Aber ansonsten, wenn die wollen, dann können die auch.
 
Die Polizei wird aber wahrscheinlich keine Daten-Wiederherstellungfirma für mehrere 1000 Euro/Festplatte bemühen, nur weil der Verdacht auf das Abspielen oder ehemalige Besitzen von illegal besorgten Musik-Dateien besteht, also sollte überschreiben schon recht sicher sein ;)
 
Stimmt sie braucht sowas auch garnicht, dafür hat die Polizei eine eigene forensik. Ausserdem liegt die Aufklärung einer Gesetzwidrigkeit, welche immens genug ist um eine hausdurchsuchung zu veranstalten) nicht im Sinne der Polizei sondern im Sinne des Klägers. Die Polizei ist in jediglicher hinsicht nur ausführendes Organ.
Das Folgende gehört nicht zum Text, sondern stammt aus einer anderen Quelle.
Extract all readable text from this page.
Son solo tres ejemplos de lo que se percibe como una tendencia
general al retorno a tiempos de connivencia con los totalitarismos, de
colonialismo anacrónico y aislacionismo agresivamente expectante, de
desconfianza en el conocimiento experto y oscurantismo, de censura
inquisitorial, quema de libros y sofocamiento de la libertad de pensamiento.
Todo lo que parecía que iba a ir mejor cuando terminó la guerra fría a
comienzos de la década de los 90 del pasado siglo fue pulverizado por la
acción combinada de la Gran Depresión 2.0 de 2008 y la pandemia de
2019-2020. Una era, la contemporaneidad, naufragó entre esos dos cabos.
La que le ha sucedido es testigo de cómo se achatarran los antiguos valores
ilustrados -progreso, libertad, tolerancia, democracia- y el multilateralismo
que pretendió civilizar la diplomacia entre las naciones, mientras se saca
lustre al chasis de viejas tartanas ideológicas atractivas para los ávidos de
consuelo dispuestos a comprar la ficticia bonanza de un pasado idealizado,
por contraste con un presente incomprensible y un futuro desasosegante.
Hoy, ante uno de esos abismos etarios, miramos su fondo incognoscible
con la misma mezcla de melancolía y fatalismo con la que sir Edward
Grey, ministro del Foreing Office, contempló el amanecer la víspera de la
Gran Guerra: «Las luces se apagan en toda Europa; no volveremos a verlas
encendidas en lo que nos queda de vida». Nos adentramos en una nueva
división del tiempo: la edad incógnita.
Bedeutet: Hast du jemandem doll genug auf den Schlipps getreten sind ihm die paar tausend euro die er investieren müsste egal, weil wenn er was findet (und normalerweise sind sich die kläger bei sowas sehr sicher) dann ists sowieso egal was er dafür vorgelegt hat, die Rechnung inklusive Prozesskosten trägst nähmlich dann du selbst. Von daher, entweder richtig mchen oder sein lassen.
 
Ich hab mal den Rechtschreibfehler im Topic korrigiert, damit die Suchfunktion besser genutzt werden kann.

Zum Thema bleibt noch einiges zu sagen, finde ich.

Der Kernel loggt jedes Mounten einer Partition in der /var/log/messages. Je nach Einstellungen des syslog-Daemon werden diese Daten evtl. auch noch in anderen Logs abgelegt. Allgemein sollte man den Ordner /var/log/ einigermaßen sauber halten (Achtung: nicht alle Dateien einfach löschen, sondern maximal mit 'echo "" > dateiname' den Inhalt leeren, sonst kann es Probleme mit einigen Prozessen geben) oder gleich auf einer verschlüsselten Partition ablegen, wenn man paranoid ist. Auch das Home-Verzeichnis sollte auf einer verschlüsselten Partition liegen und schon beißen sich die besten Fachleute daran die Zähne aus, solange du das Passwort für die Verschlüsselung nicht rausrückst, denn im Home-Verzeichnis landen alle deine Konfigurationen und teilweise auch Logs einzelner Programme.